Sammy Azdoufal’s attempt to reverse-engineer his DJI Romo vacuum cleaner to work with his PlayStation 5 controller using artificial intelligence inadvertently gave him sweeping access to the device’s servers across 24 countries, the tech wiz revealed to The Verge.
“I found my device was just one in an ocean of devices,” he told the New-York based tech outlet.
“I didn’t infringe any rules, I didn’t bypass, I didn’t crack, brute force, whatever.”
Even without hacking into DJI’s servers, Azdoufal was able to hijack thousands of bots, spy through their cameras, active microphones, map home layouts, and track devices using IP addresses, he admitted.
The engineer was also able to directly tap into with the tech company’s network – a breach that illustrates the ease in which bad actors could obtain data in a tech-saturated society.
Azdoufal, head of AI at a property management and travel group in Spain, said he alerted The Verge to the company’s major security flaw, prompting the outlet to contact DJI.
The Chinese firm, known for its AI-powered gadgets, confirmed the glitch has since been fixed, adding that other network issues will be addressed in the coming weeks.
“DJI can confirm the issue was resolved last week and remediation was already underway prior to public disclosure,” company spokesperson Daisy Kong wrote in a statement to The Verge.

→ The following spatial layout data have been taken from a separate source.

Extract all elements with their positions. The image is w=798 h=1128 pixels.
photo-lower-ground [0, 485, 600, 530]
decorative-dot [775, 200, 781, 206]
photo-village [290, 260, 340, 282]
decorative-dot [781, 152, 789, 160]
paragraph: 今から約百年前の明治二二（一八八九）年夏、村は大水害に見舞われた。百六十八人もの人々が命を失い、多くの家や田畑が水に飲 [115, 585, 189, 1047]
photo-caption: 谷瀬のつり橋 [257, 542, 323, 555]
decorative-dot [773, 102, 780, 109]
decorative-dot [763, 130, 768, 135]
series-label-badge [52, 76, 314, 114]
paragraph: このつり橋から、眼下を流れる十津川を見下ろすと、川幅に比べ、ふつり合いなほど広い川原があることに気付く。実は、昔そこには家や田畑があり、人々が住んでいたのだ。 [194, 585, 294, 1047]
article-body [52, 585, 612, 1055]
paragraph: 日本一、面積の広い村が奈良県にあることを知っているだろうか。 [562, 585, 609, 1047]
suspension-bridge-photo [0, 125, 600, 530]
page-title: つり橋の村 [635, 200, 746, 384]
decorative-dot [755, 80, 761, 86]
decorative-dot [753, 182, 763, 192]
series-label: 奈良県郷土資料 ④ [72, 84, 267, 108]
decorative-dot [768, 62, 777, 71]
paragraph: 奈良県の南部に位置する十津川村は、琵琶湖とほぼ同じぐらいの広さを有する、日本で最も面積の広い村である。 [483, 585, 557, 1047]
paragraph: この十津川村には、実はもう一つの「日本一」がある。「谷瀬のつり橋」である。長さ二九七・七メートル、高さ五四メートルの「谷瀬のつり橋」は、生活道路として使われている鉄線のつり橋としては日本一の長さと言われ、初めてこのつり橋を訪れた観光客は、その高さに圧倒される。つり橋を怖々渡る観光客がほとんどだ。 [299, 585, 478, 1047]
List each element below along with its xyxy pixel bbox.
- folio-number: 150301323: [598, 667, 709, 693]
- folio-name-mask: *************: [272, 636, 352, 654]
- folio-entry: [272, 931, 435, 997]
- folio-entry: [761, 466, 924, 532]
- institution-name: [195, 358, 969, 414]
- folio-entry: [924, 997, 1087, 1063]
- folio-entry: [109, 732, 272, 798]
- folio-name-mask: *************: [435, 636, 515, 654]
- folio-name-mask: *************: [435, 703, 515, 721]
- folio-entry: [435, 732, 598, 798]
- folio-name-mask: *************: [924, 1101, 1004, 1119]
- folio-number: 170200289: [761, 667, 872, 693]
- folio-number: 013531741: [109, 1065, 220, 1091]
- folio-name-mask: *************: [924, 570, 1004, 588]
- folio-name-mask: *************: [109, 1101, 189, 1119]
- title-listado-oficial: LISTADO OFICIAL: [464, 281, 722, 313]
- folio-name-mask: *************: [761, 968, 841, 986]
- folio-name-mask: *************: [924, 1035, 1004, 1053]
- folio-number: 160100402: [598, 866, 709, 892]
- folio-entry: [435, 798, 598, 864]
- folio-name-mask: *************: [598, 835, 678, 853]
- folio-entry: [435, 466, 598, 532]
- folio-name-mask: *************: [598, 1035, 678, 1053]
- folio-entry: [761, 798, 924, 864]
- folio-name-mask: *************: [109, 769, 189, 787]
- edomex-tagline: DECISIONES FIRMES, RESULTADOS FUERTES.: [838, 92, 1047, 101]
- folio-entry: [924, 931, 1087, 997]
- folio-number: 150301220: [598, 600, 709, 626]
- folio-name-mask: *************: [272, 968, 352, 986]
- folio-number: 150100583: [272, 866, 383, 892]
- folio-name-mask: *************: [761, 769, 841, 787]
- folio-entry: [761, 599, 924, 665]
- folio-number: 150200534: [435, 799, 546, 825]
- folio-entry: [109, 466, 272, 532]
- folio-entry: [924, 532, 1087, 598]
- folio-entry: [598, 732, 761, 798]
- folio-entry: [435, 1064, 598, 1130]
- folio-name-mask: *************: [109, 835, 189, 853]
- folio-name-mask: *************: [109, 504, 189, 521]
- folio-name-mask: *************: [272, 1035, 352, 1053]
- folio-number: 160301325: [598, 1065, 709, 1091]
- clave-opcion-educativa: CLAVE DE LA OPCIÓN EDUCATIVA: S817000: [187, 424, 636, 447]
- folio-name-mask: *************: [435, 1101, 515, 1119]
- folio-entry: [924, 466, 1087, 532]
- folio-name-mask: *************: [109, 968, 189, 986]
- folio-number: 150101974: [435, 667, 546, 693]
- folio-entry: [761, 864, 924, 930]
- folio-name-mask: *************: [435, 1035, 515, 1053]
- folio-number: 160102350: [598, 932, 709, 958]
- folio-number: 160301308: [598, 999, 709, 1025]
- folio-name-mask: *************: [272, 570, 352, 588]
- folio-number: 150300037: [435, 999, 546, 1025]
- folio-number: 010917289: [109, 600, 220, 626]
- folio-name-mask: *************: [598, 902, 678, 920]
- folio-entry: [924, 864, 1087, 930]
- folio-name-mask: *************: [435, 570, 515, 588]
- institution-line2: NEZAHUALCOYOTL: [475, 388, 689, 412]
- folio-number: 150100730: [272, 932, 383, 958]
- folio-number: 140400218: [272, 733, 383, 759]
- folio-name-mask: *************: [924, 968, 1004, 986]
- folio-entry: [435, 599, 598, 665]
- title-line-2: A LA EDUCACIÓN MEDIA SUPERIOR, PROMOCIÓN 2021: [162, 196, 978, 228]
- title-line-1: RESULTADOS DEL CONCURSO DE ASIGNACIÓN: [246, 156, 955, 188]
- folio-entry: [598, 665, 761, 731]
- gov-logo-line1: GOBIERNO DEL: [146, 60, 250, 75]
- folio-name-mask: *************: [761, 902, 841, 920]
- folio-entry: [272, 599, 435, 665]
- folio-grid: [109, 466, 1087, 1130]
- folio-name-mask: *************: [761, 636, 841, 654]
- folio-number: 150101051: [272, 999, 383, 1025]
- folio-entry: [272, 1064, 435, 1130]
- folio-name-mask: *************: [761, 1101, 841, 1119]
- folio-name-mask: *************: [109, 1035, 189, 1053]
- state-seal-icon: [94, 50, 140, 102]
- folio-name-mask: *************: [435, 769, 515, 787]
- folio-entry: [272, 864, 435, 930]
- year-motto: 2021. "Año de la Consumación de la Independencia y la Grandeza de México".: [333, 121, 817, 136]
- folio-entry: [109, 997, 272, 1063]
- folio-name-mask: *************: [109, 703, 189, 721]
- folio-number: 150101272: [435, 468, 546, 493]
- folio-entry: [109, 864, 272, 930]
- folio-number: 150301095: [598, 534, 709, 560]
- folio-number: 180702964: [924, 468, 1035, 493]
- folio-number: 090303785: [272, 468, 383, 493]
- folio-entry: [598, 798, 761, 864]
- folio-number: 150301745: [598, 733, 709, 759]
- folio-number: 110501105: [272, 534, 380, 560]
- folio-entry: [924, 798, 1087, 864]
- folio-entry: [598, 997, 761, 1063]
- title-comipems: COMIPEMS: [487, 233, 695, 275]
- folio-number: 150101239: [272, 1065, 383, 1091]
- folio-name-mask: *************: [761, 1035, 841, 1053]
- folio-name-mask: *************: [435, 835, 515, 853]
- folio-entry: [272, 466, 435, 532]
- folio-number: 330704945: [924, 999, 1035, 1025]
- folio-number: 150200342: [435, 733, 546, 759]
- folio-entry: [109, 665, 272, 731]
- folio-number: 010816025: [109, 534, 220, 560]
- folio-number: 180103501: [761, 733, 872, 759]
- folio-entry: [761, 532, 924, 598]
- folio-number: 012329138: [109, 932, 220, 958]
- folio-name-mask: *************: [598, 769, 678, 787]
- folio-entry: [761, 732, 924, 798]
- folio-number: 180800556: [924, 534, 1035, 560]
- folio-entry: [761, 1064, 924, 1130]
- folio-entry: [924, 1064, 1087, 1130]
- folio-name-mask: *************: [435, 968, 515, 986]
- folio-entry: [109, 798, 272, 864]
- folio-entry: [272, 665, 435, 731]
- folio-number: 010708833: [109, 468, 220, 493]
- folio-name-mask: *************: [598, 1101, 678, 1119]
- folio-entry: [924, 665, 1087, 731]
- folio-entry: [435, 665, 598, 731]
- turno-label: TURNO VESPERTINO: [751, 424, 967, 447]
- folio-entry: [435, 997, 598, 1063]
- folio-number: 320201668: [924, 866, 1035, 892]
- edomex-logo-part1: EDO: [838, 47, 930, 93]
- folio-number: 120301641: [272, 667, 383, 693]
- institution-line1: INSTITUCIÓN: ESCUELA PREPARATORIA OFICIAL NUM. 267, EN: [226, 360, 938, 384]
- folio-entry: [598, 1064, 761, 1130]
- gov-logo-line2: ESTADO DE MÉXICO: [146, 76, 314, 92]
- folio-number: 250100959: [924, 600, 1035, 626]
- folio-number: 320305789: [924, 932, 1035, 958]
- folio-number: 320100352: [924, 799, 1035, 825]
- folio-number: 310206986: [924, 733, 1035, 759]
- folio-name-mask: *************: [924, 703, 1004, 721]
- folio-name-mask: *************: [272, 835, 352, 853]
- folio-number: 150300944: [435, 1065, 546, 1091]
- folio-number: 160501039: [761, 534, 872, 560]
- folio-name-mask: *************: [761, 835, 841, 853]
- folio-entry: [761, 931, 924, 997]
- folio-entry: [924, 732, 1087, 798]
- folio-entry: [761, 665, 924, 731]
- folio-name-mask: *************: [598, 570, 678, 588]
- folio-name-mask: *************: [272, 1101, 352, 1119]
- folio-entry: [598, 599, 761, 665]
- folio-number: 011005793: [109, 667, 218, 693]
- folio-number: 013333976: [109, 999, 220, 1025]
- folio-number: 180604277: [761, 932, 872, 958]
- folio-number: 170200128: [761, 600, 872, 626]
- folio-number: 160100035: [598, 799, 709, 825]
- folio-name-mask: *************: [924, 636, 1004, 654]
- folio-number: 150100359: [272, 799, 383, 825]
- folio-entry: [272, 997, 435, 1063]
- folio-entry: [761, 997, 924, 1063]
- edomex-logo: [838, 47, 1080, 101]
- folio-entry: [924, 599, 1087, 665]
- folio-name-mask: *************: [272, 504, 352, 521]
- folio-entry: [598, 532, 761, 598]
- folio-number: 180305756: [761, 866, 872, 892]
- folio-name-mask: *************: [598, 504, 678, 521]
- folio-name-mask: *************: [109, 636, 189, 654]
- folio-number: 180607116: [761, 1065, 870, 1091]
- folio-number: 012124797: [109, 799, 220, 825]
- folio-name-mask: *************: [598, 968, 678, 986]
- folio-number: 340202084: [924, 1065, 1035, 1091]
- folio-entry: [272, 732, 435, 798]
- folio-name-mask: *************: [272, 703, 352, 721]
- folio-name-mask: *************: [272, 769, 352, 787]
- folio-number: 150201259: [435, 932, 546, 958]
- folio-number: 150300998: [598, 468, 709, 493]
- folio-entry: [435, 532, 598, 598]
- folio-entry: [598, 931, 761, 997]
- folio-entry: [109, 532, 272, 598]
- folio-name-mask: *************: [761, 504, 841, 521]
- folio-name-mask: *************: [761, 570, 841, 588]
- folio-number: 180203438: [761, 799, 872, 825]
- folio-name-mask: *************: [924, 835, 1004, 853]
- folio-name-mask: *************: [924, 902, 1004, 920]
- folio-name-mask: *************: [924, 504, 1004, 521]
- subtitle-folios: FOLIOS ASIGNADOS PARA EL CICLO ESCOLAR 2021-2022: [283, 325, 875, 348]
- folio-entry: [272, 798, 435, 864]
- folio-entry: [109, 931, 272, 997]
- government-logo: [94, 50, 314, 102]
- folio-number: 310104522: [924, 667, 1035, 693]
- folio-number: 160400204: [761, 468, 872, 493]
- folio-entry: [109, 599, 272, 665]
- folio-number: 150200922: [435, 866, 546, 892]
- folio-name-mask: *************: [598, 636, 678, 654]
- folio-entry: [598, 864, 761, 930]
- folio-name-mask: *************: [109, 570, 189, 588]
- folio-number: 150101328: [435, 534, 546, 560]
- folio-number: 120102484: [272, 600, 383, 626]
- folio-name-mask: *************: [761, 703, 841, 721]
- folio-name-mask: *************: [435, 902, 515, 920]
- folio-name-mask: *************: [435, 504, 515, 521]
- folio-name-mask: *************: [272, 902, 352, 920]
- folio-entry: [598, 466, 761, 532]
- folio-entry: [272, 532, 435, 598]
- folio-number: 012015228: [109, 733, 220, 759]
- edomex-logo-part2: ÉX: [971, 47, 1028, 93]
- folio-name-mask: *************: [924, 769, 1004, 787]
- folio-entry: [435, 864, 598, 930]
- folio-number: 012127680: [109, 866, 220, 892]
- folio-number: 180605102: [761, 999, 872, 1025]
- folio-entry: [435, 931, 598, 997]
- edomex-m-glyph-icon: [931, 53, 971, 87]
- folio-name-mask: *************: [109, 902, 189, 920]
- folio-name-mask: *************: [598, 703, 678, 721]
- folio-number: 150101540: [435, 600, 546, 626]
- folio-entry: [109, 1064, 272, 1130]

“DJI maintains strong standards for data privacy and security and has established processes for identifying and addressing potential vulnerabilities.DJI will continue to implement additional security enhancement as part of its ongoing efforts.”
The jarring incident comes two years after Chinese-made robot vacuums by Ecovacs were hijacked and rewired to bombard US homeowners with racial slurs.